Thus, Learfield's entitlement to Eleventh Amendment immunity turns on the same four-factor analysis applicable to the UAA. See Lake v. Skelton, 840 F.3d 1334, 1337-38 (11th Cir. 2016) (quoting Manders v. Lee, 338 F.3d 1304, 1308 (11th Cir. 2003) (en banc)). And Learfield has not shown at this stage that it is immune from a VPPA claim.
To the extent Learfield contends § 768.28(9)(a) shows that an agent is an arm of the state, it is unlikely that corporations would even qualify as agents under the statute. See Lovelace v. G4S Secure Sols. (USA), Inc., 320 So. 3d 178, 189-90 (Fla. 4th DCA 2021) (suggesting that § 768.28(9)(a)'s application is limited to individuals, not corporations: "subsection (9) states that those individuals may not be 'personally liable.' . . . . The United States Supreme Court has found that the ordinary usage of the word 'personal' refers to individuals, not corporations."). But more importantly, the degree of control the state retained here is minimal. The complaint alleges that Learfield managed the website and mobile platforms, providing set up and operation services, data storage, video-hosting, and technical backend and support services. These allegations—which I must accept as true at this stage— show Learfield retained significant control. FAC ¶¶ 45-46, 49-54.
While Learfield says that any damages award against them would require "money to be paid jointly by the state and Learfield," it does not explain why that would be. ECF No. 24 at 13-14. And Learfield makes no argument as to the third factor of the analysis, source of funding. In short, Learfield has not shown entitlement to Eleventh Amendment immunity.
B.
Learfield next argues that the UF Defendants are indispensable parties that cannot be joined and that I therefore must dismiss. ECF No. 24 at 14-17. Rule 12(b)(7) allows dismissal for failure to join a required party under Rule 19. Rule 19 mandates joinder of required parties and, if a required party is absent, "the court must determine whether the lawsuit can proceed without the party 'in equity and good conscience.' " Molinos Valle Del Cibao, C. por A. v. Lama, 633 F.3d 1330, 1347 (11th Cir. 2011) (quoting Fed. R. Civ. P. 19(b)). The party asserting mandatory joinder bears the burden of showing it. Id. (citing Focus on the Family v. Pinellas Suncoast Transit Auth., 344 F.3d 1263, 1280 (11th Cir. 2003)).

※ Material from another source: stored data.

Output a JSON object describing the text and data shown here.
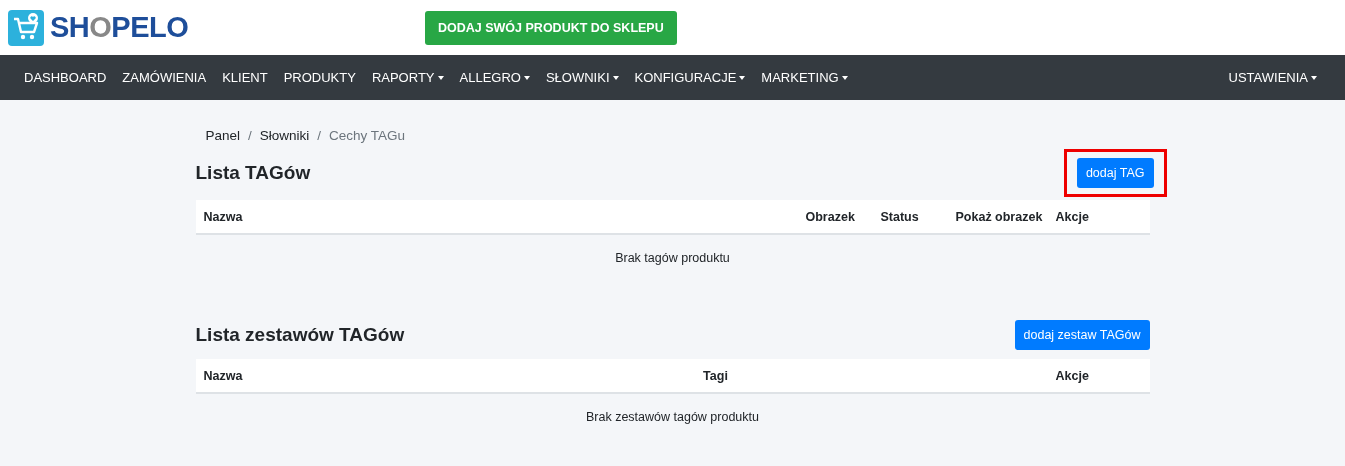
{
  "logo": [
    {
      "text": "SH",
      "kind": "primary"
    },
    {
      "text": "O",
      "kind": "accent"
    },
    {
      "text": "PELO",
      "kind": "primary"
    }
  ],
  "add_product_button": "DODAJ SWÓJ PRODUKT DO SKLEPU",
  "nav": {
    "items": [
      {
        "label": "DASHBOARD",
        "dropdown": false
      },
      {
        "label": "ZAMÓWIENIA",
        "dropdown": false
      },
      {
        "label": "KLIENT",
        "dropdown": false
      },
      {
        "label": "PRODUKTY",
        "dropdown": false
      },
      {
        "label": "RAPORTY",
        "dropdown": true
      },
      {
        "label": "ALLEGRO",
        "dropdown": true
      },
      {
        "label": "SŁOWNIKI",
        "dropdown": true
      },
      {
        "label": "KONFIGURACJE",
        "dropdown": true
      },
      {
        "label": "MARKETING",
        "dropdown": true
      }
    ],
    "right": {
      "label": "USTAWIENIA",
      "dropdown": true
    }
  },
  "breadcrumb_separator": "/",
  "breadcrumb": [
    {
      "label": "Panel",
      "current": false
    },
    {
      "label": "Słowniki",
      "current": false
    },
    {
      "label": "Cechy TAGu",
      "current": true
    }
  ],
  "sections": [
    {
      "kind": "tags",
      "title": "Lista TAGów",
      "button": {
        "label": "dodaj TAG",
        "highlighted": true
      },
      "columns": [
        "Nazwa",
        "Obrazek",
        "Status",
        "Pokaż obrazek",
        "Akcje"
      ],
      "empty": "Brak tagów produktu"
    },
    {
      "kind": "sets",
      "title": "Lista zestawów TAGów",
      "button": {
        "label": "dodaj zestaw TAGów",
        "highlighted": false
      },
      "columns": [
        "Nazwa",
        "Tagi",
        "Akcje"
      ],
      "empty": "Brak zestawów tagów produktu"
    }
  ]
}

Learfield offers two reasons why the UF Defendants are indispensable, but neither is persuasive. Learfield first argues that the UF defendants are necessary "because Plaintiffs' claims concern allegedly concerted conduct" by all Defendants—thus inhibiting the court from "accord[ing] complete relief" and subjecting Learfield to "a substantial risk of incurring double, multiple, or otherwise inconsistent obligations." See ECF No. 24 at 15; Fed. R. Civ. P. 19(a)(1)(A)(i); id. (a)(1)(B)(ii). But that will not work. "It has long been the rule that it is not necessary for all joint tortfeasors to be named as defendants in a single lawsuit." Temple v. Synthes Corp., 498 U.S. 5, 7, 111 S.Ct. 315, 112 L.Ed.2d 263 (1990).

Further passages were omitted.